RLlib rollout vs stepping the model manually: different outcomes


I’m evaluating a DQN agent using the Ray/RLlib rollout and I compare its behavior to that of a manually stepped model.

I also managed to save the tf.keras.Model object as an h5 file and I could step it manually. The inputs are the same but the Q-values (and hence the actions) are different. For training, I use tf and for the manual rollout, I have tf2 (i.e import tensorflow as tf instead of _, tf, _ = try_import_tf()). I also tried to use tf2 during training but this does not solve the issue: the outputs are still different.

It is worth mentioning that

  1. the actions from the RLlib rollout vs my manual rollout are quite close to each other, so I haven’t ruled out the precision error option.
  2. I’ve been careful enough to take the dueling behavior into account. I use ray.rllib.agents.dqn.dqn_tf_policy.compute_q_values() to compute the Q-values in my model (i.e using the state_score model on top of q_value_head.
  3. I have a custom model that subclasses DistributionalQTFModel and overrides __init__(). The flow is: inputs → custom embedding [also called model_out] → (q_out, state_out). Then I use something similar to compute_q_values(): real_q_values = custom_q_values_fn(q_out, state_out, model_out). This has the expected shape (batch_size, action_space.n).
  4. I save the object tf.keras.Model(inputs, real_q_values).
  5. I take the argmax of the final Q-values (i.e to reproduce explore=False from RLlib).

Has anyone seen a similar problem?




I could isolate the problem a little bit better. When I simultaneously have dueling: true and num_atoms: 51 (any value > 1), the issue shows up. If either dueling: false or num_atoms: 1, then both rollouts give the same action trace.

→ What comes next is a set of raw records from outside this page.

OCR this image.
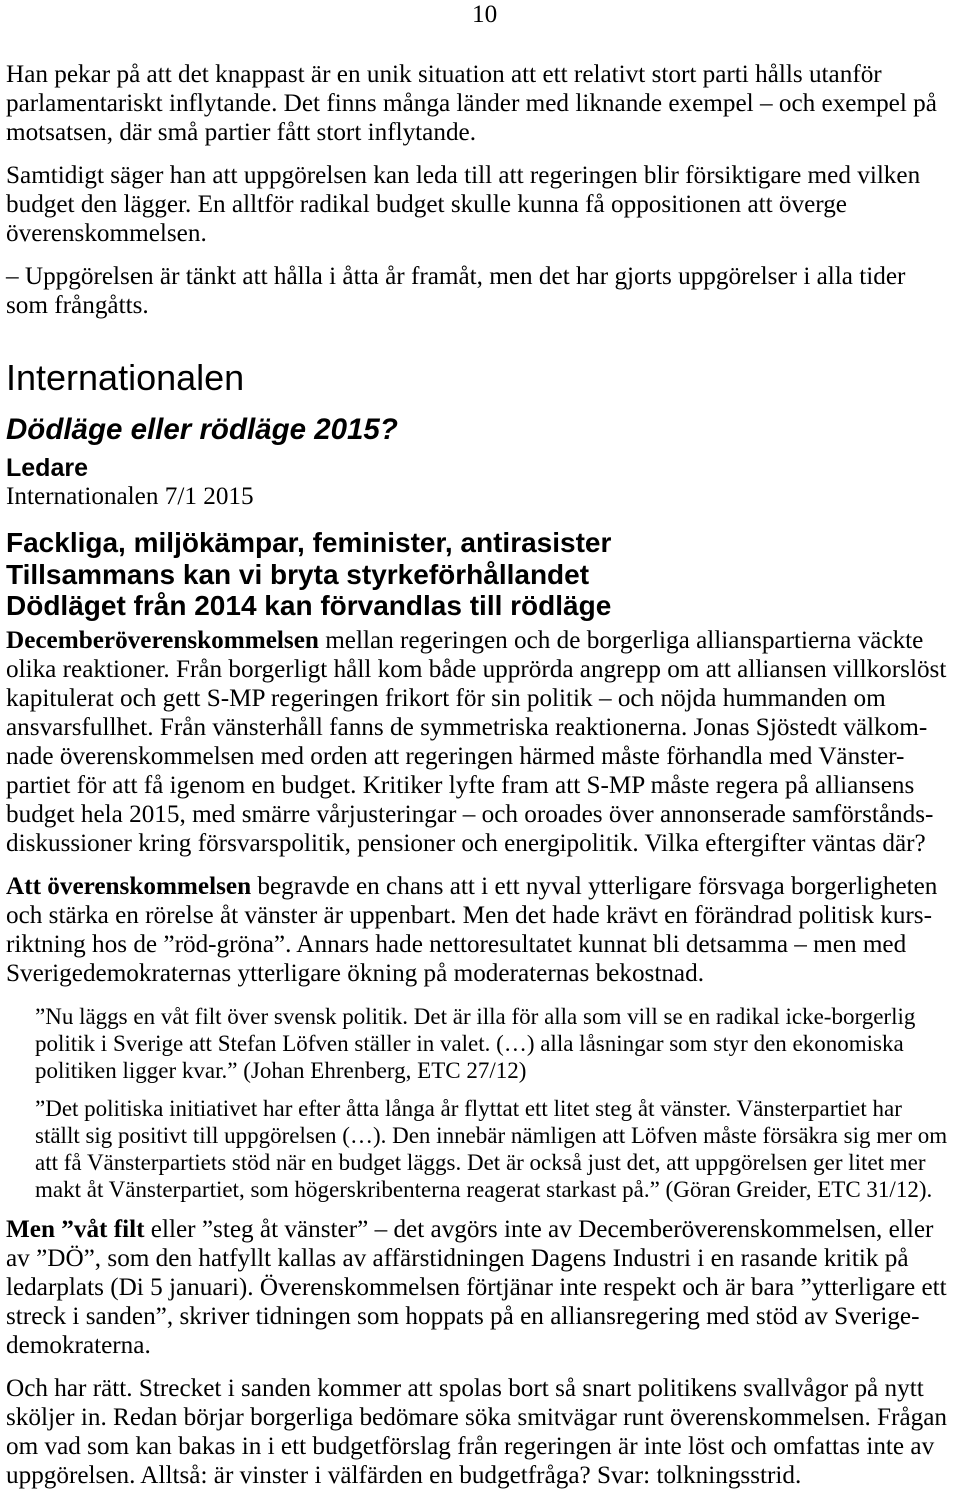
10
Han pekar på att det knappast är en unik situation att ett relativt stort parti hålls utanför
parlamentariskt inflytande. Det finns många länder med liknande exempel – och exempel på
motsatsen, där små partier fått stort inflytande.
Samtidigt säger han att uppgörelsen kan leda till att regeringen blir försiktigare med vilken
budget den lägger. En alltför radikal budget skulle kunna få oppositionen att överge
överenskommelsen.
– Uppgörelsen är tänkt att hålla i åtta år framåt, men det har gjorts uppgörelser i alla tider
som frångåtts.
Internationalen
Dödläge eller rödläge 2015?
Ledare
Internationalen 7/1 2015
Fackliga, miljökämpar, feminister, antirasister
Tillsammans kan vi bryta styrkeförhållandet
Dödläget från 2014 kan förvandlas till rödläge
Decemberöverenskommelsen mellan regeringen och de borgerliga allianspartierna väckte
olika reaktioner. Från borgerligt håll kom både upprörda angrepp om att alliansen villkorslöst
kapitulerat och gett S-MP regeringen frikort för sin politik – och nöjda hummanden om
ansvarsfullhet. Från vänsterhåll fanns de symmetriska reaktionerna. Jonas Sjöstedt välkom-
nade överenskommelsen med orden att regeringen härmed måste förhandla med Vänster-
partiet för att få igenom en budget. Kritiker lyfte fram att S-MP måste regera på alliansens
budget hela 2015, med smärre vårjusteringar – och oroades över annonserade samförstånds-
diskussioner kring försvarspolitik, pensioner och energipolitik. Vilka eftergifter väntas där?
Att överenskommelsen begravde en chans att i ett nyval ytterligare försvaga borgerligheten
och stärka en rörelse åt vänster är uppenbart. Men det hade krävt en förändrad politisk kurs-
riktning hos de ”röd-gröna”. Annars hade nettoresultatet kunnat bli detsamma – men med
Sverigedemokraternas ytterligare ökning på moderaternas bekostnad.
”Nu läggs en våt filt över svensk politik. Det är illa för alla som vill se en radikal icke-borgerlig
politik i Sverige att Stefan Löfven ställer in valet. (…) alla låsningar som styr den ekonomiska
politiken ligger kvar.” (Johan Ehrenberg, ETC 27/12)
”Det politiska initiativet har efter åtta långa år flyttat ett litet steg åt vänster. Vänsterpartiet har
ställt sig positivt till uppgörelsen (…). Den innebär nämligen att Löfven måste försäkra sig mer om
att få Vänsterpartiets stöd när en budget läggs. Det är också just det, att uppgörelsen ger litet mer
makt åt Vänsterpartiet, som högerskribenterna reagerat starkast på.” (Göran Greider, ETC 31/12).
Men ”våt filt eller ”steg åt vänster” – det avgörs inte av Decemberöverenskommelsen, eller
av ”DÖ”, som den hatfyllt kallas av affärstidningen Dagens Industri i en rasande kritik på
ledarplats (Di 5 januari). Överenskommelsen förtjänar inte respekt och är bara ”ytterligare ett
streck i sanden”, skriver tidningen som hoppats på en alliansregering med stöd av Sverige-
demokraterna.
Och har rätt. Strecket i sanden kommer att spolas bort så snart politikens svallvågor på nytt
sköljer in. Redan börjar borgerliga bedömare söka smitvägar runt överenskommelsen. Frågan
om vad som kan bakas in i ett budgetförslag från regeringen är inte löst och omfattas inte av
uppgörelsen. Alltså: är vinster i välfärden en budgetfråga? Svar: tolkningsstrid.
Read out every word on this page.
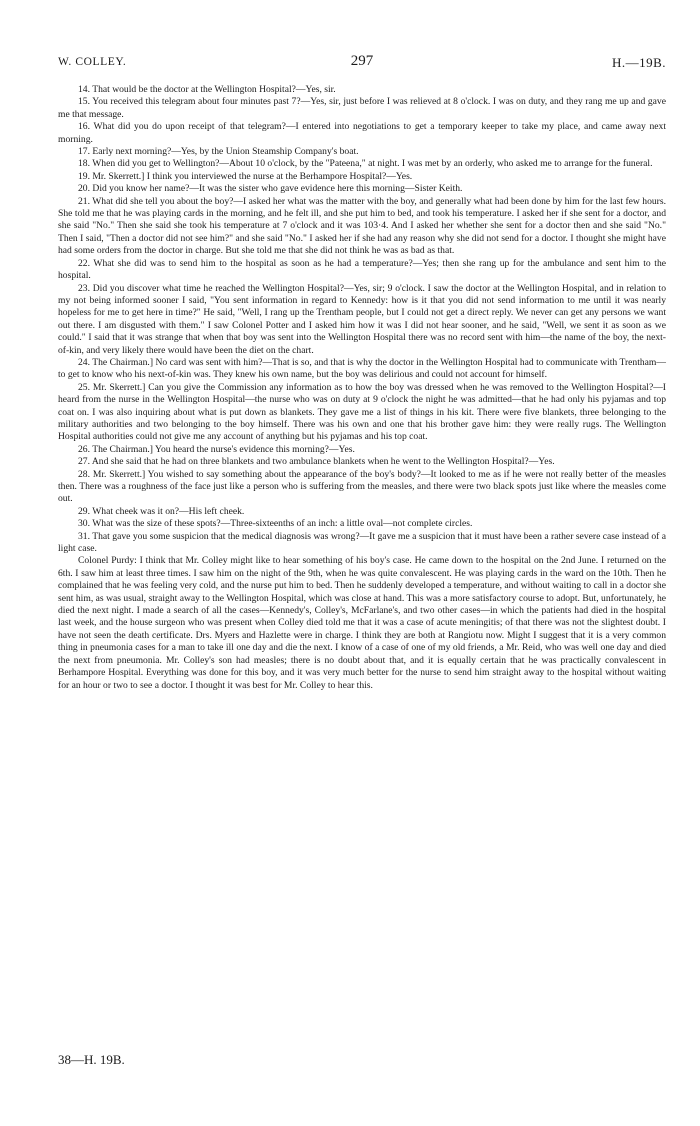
W. COLLEY.	297	H.—19B.

14. That would be the doctor at the Wellington Hospital?—Yes, sir.

15. You received this telegram about four minutes past 7?—Yes, sir, just before I was relieved at 8 o'clock. I was on duty, and they rang me up and gave me that message.

16. What did you do upon receipt of that telegram?—I entered into negotiations to get a temporary keeper to take my place, and came away next morning.

17. Early next morning?—Yes, by the Union Steamship Company's boat.

18. When did you get to Wellington?—About 10 o'clock, by the "Pateena," at night. I was met by an orderly, who asked me to arrange for the funeral.

19. Mr. Skerrett.] I think you interviewed the nurse at the Berhampore Hospital?—Yes.

20. Did you know her name?—It was the sister who gave evidence here this morning—Sister Keith.

21. What did she tell you about the boy?—I asked her what was the matter with the boy, and generally what had been done by him for the last few hours. She told me that he was playing cards in the morning, and he felt ill, and she put him to bed, and took his temperature. I asked her if she sent for a doctor, and she said "No." Then she said she took his temperature at 7 o'clock and it was 103·4. And I asked her whether she sent for a doctor then and she said "No." Then I said, "Then a doctor did not see him?" and she said "No." I asked her if she had any reason why she did not send for a doctor. I thought she might have had some orders from the doctor in charge. But she told me that she did not think he was as bad as that.

22. What she did was to send him to the hospital as soon as he had a temperature?—Yes; then she rang up for the ambulance and sent him to the hospital.

23. Did you discover what time he reached the Wellington Hospital?—Yes, sir; 9 o'clock. I saw the doctor at the Wellington Hospital, and in relation to my not being informed sooner I said, "You sent information in regard to Kennedy: how is it that you did not send information to me until it was nearly hopeless for me to get here in time?" He said, "Well, I rang up the Trentham people, but I could not get a direct reply. We never can get any persons we want out there. I am disgusted with them." I saw Colonel Potter and I asked him how it was I did not hear sooner, and he said, "Well, we sent it as soon as we could." I said that it was strange that when that boy was sent into the Wellington Hospital there was no record sent with him—the name of the boy, the next-of-kin, and very likely there would have been the diet on the chart.

24. The Chairman.] No card was sent with him?—That is so, and that is why the doctor in the Wellington Hospital had to communicate with Trentham—to get to know who his next-of-kin was. They knew his own name, but the boy was delirious and could not account for himself.

25. Mr. Skerrett.] Can you give the Commission any information as to how the boy was dressed when he was removed to the Wellington Hospital?—I heard from the nurse in the Wellington Hospital—the nurse who was on duty at 9 o'clock the night he was admitted—that he had only his pyjamas and top coat on. I was also inquiring about what is put down as blankets. They gave me a list of things in his kit. There were five blankets, three belonging to the military authorities and two belonging to the boy himself. There was his own and one that his brother gave him: they were really rugs. The Wellington Hospital authorities could not give me any account of anything but his pyjamas and his top coat.

26. The Chairman.] You heard the nurse's evidence this morning?—Yes.

27. And she said that he had on three blankets and two ambulance blankets when he went to the Wellington Hospital?—Yes.

28. Mr. Skerrett.] You wished to say something about the appearance of the boy's body?—It looked to me as if he were not really better of the measles then. There was a roughness of the face just like a person who is suffering from the measles, and there were two black spots just like where the measles come out.

29. What cheek was it on?—His left cheek.

30. What was the size of these spots?—Three-sixteenths of an inch: a little oval—not complete circles.

31. That gave you some suspicion that the medical diagnosis was wrong?—It gave me a suspicion that it must have been a rather severe case instead of a light case.

Colonel Purdy: I think that Mr. Colley might like to hear something of his boy's case. He came down to the hospital on the 2nd June. I returned on the 6th. I saw him at least three times. I saw him on the night of the 9th, when he was quite convalescent. He was playing cards in the ward on the 10th. Then he complained that he was feeling very cold, and the nurse put him to bed. Then he suddenly developed a temperature, and without waiting to call in a doctor she sent him, as was usual, straight away to the Wellington Hospital, which was close at hand. This was a more satisfactory course to adopt. But, unfortunately, he died the next night. I made a search of all the cases—Kennedy's, Colley's, McFarlane's, and two other cases—in which the patients had died in the hospital last week, and the house surgeon who was present when Colley died told me that it was a case of acute meningitis; of that there was not the slightest doubt. I have not seen the death certificate. Drs. Myers and Hazlette were in charge. I think they are both at Rangiotu now. Might I suggest that it is a very common thing in pneumonia cases for a man to take ill one day and die the next. I know of a case of one of my old friends, a Mr. Reid, who was well one day and died the next from pneumonia. Mr. Colley's son had measles; there is no doubt about that, and it is equally certain that he was practically convalescent in Berhampore Hospital. Everything was done for this boy, and it was very much better for the nurse to send him straight away to the hospital without waiting for an hour or two to see a doctor. I thought it was best for Mr. Colley to hear this.

38—H. 19B.
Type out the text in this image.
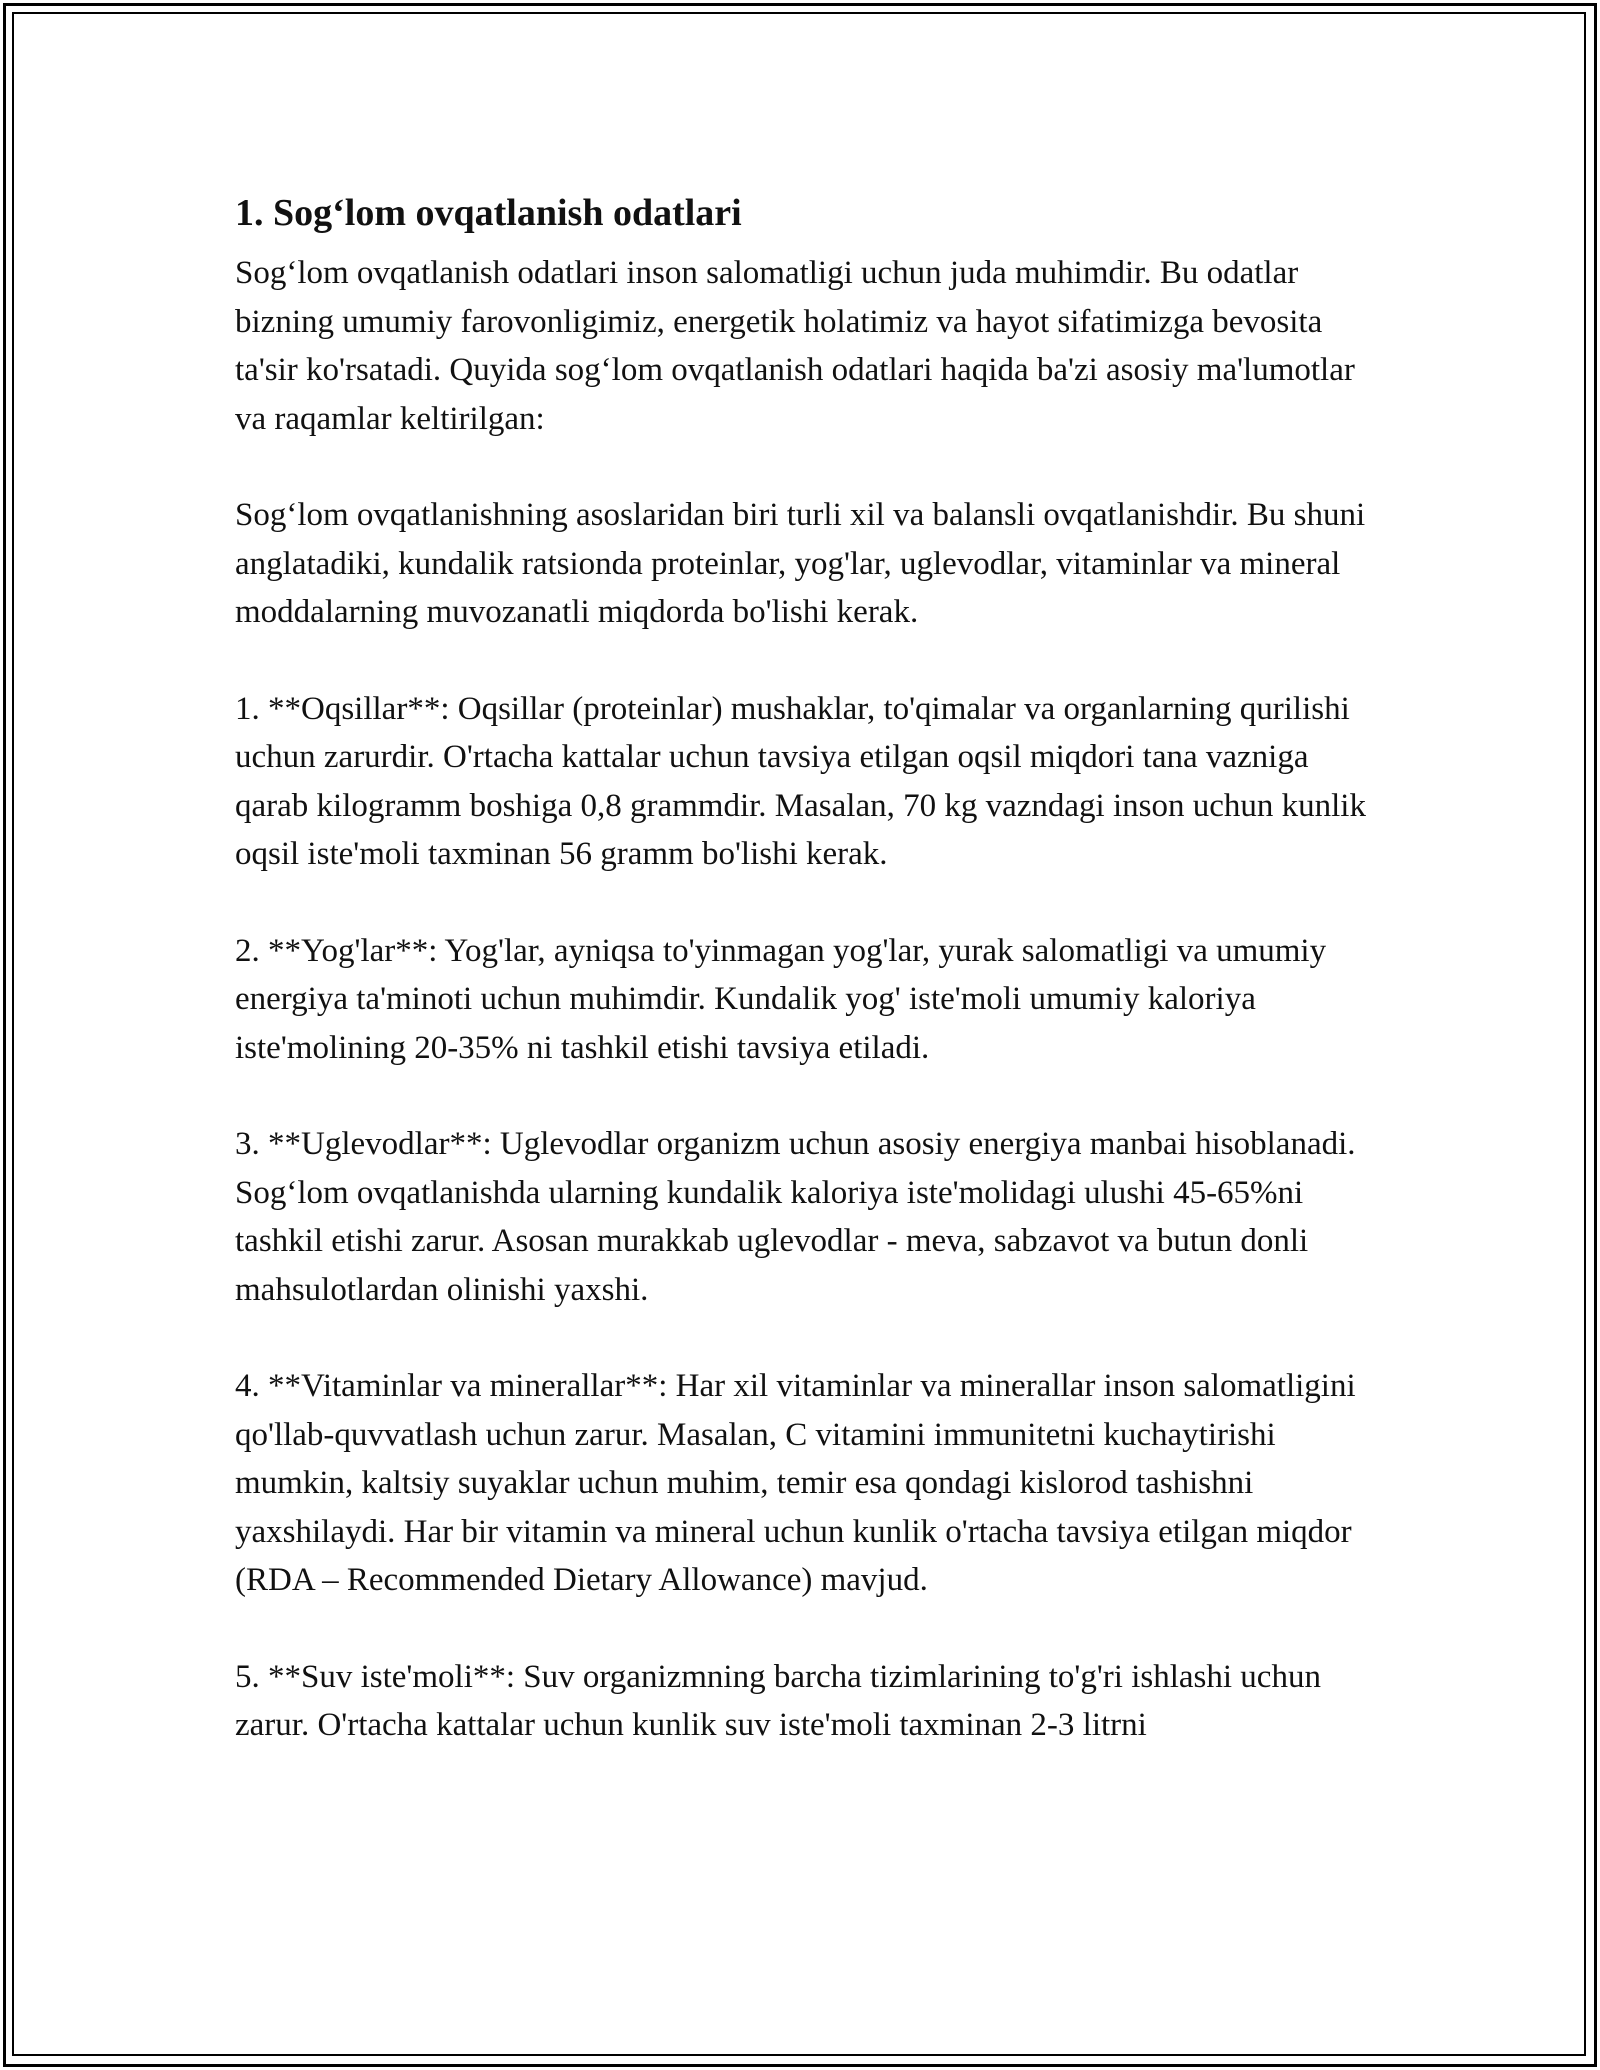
1. Sog‘lom ovqatlanish odatlari

Sog‘lom ovqatlanish odatlari inson salomatligi uchun juda muhimdir. Bu odatlar bizning umumiy farovonligimiz, energetik holatimiz va hayot sifatimizga bevosita ta'sir ko'rsatadi. Quyida sog‘lom ovqatlanish odatlari haqida ba'zi asosiy ma'lumotlar va raqamlar keltirilgan:

Sog‘lom ovqatlanishning asoslaridan biri turli xil va balansli ovqatlanishdir. Bu shuni anglatadiki, kundalik ratsionda proteinlar, yog'lar, uglevodlar, vitaminlar va mineral moddalarning muvozanatli miqdorda bo'lishi kerak.

1. **Oqsillar**: Oqsillar (proteinlar) mushaklar, to'qimalar va organlarning qurilishi uchun zarurdir. O'rtacha kattalar uchun tavsiya etilgan oqsil miqdori tana vazniga qarab kilogramm boshiga 0,8 grammdir. Masalan, 70 kg vazndagi inson uchun kunlik oqsil iste'moli taxminan 56 gramm bo'lishi kerak.

2. **Yog'lar**: Yog'lar, ayniqsa to'yinmagan yog'lar, yurak salomatligi va umumiy energiya ta'minoti uchun muhimdir. Kundalik yog' iste'moli umumiy kaloriya iste'molining 20-35% ni tashkil etishi tavsiya etiladi.

3. **Uglevodlar**: Uglevodlar organizm uchun asosiy energiya manbai hisoblanadi. Sog‘lom ovqatlanishda ularning kundalik kaloriya iste'molidagi ulushi 45-65%ni tashkil etishi zarur. Asosan murakkab uglevodlar - meva, sabzavot va butun donli mahsulotlardan olinishi yaxshi.

4. **Vitaminlar va minerallar**: Har xil vitaminlar va minerallar inson salomatligini qo'llab-quvvatlash uchun zarur. Masalan, C vitamini immunitetni kuchaytirishi mumkin, kaltsiy suyaklar uchun muhim, temir esa qondagi kislorod tashishni yaxshilaydi. Har bir vitamin va mineral uchun kunlik o'rtacha tavsiya etilgan miqdor (RDA – Recommended Dietary Allowance) mavjud.

5. **Suv iste'moli**: Suv organizmning barcha tizimlarining to'g'ri ishlashi uchun zarur. O'rtacha kattalar uchun kunlik suv iste'moli taxminan 2-3 litrni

All in all, it means that the difference is introduced in the compute_q_values() function if dueling: true and num_atoms > 1

support_logits_per_action_mean = tf.reduce_mean(
                    support_logits_per_action, 1
support_logits_per_action_centered = (
    support_logits_per_action - tf.expand_dims(
        support_logits_per_action_mean, 1
support_logits_per_action = (
    tf.expand_dims(state_score, 1) + support_logits_per_action_centered
support_prob_per_action = tf.nn.softmax(logits=support_logits_per_action)
value = tf.reduce_sum(input_tensor=z * support_prob_per_action, axis=-1)

This is pretty much the same code so I don’t see what’s wrong.

After more debugging: it seems that

support_prob_per_action = tf.nn.softmax(logits=support_logits_per_action)

behaves differently in my code and in RLlib. If I change the above line by

support_prob_per_action = tf.exp(support_logits_per_action)/tf.reduce_sum(
          tf.exp(support_logits_per_action), axis=-1, keepdims=True

it just works (i.e both rollouts give the same output). This is probably an axis issue. I’m not sure why, since tf.nn.softmax has a default axis=-1 value, which is what I do in my “handmade” softmax.

FWIW adding axis=-1 in tf.nn.softmax() also does the trick.